I’ve gone to counseling before, but this is way different than counseling because I was paying that person to hear me and empathize with me. I do stupid things all the time, so I have to confess things to Bethany, but our marriage vows provide a safety net onto which I can fall. I even think that confessing to a priest or pastor behind a curtain (especially the one at the church across town from my home church which is where I would go to confess if I were Catholic) is different because he hears people’s sins all day, and he’s getting paid to listen to you.
Confessing all my dirty secrets to a friend, however, is taking the risk of someone I care about looking at me, shaking his head, and saying “Nope. Sorry. You’re way too screwed up for me to have in my life.” Or even worse, he hears my sins, reiterates that God has forgiven everything, then slowly over the next few weeks starts ignoring my calls and texts and canceling next week’s Bible study and just having “a lot on my plate right now.” The subtle yet overt rejection is a reminder that my sins are too bad and that even God must struggle loving me knowing what I am and how much I’ve wrecked the life he gave me.
But, really, all of this doubt and fear is my pride. While I am taking a risk by exposing myself, and I am opening up the chance for rejection, truthfully, my fear is that this friend will now see the real me–not the facade that I’ve been polishing and tweaking for the past ten years.
These were all the neurotic thoughts simultaneously flying around my brain as I sat across from Chris and painstakingly went through my list of sins.
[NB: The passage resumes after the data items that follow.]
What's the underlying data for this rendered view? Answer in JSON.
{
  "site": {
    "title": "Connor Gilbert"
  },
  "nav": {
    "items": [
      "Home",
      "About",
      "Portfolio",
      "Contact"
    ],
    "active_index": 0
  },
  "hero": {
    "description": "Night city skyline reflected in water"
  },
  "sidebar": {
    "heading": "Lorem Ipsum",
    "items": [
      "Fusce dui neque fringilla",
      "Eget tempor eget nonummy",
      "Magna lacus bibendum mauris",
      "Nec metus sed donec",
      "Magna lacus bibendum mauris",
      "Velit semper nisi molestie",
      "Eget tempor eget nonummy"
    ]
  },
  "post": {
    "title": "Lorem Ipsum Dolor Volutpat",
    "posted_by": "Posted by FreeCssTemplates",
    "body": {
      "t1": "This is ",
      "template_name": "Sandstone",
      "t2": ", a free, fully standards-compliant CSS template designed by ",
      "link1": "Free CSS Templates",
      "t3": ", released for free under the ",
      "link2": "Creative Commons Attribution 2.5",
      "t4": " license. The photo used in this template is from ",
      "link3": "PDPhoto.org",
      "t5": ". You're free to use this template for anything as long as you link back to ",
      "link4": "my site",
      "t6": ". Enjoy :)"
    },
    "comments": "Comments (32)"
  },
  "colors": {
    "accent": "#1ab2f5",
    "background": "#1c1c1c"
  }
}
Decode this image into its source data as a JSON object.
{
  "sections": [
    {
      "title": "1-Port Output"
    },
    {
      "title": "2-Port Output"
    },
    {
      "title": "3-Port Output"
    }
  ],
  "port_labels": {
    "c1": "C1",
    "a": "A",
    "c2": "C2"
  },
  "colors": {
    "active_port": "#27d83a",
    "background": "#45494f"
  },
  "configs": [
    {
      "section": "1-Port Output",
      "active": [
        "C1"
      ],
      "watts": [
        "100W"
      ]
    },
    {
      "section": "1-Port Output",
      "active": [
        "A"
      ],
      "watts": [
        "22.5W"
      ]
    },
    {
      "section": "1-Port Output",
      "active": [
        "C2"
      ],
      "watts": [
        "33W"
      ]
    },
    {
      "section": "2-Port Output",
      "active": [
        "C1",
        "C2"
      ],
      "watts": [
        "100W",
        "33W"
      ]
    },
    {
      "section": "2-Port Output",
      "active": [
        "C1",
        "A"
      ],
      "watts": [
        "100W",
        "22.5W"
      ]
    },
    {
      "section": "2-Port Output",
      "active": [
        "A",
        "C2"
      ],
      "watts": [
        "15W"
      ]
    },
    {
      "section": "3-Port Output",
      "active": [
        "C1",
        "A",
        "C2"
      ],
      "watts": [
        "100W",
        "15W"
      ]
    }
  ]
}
At the end, I looked at him, and he said with a bright smile on his face, “Brother, you are forgiven!”
I mentally began packing up my boxes and deciding on a new combination for my lockbox of secrets when I realized that I didn’t have to clean up. It’s like having those friends who just let themselves into your house without knocking, and it doesn’t really matter if your house is a mess or you’re in your underwear because they know the real you, so most pretense and modesty is lost on them anyway.
The sense of freedom that comes with that sort of transparency is outrageous!
As I drove home after Bible study, I asked myself the question, “What now?” My spiritual disciplines book is great, but it doesn’t really mention what to do after confessing. While I pondered my next steps, I recalled Jesus’ words to the woman who was caught having an affair and thrown at His feet for judgement in John 8. After dismissing her accusers, Jesus lifts her up from the dirt, looks deeply in her eyes and says, “Go, and sin no more.”
And there it is. First we confess. Next we’re forgiven. Then we walk forward into life wrapped up in the freedom of God’s grace realizing that we are no longer under the power of that sin.
Spiritual disciplines are hard–really hard! But if being disciplined were a characteristic naturally built into all humans, then we wouldn’t actually be human. It’s through building discipline in practices like healthy eating and exercising that we develop stronger bodies and it’s through practices like confession and dying to ourselves that we develop stronger souls. And its these stronger souls that are then able to continue to pursue a stronger relationship with Christ, which is truly what matters most.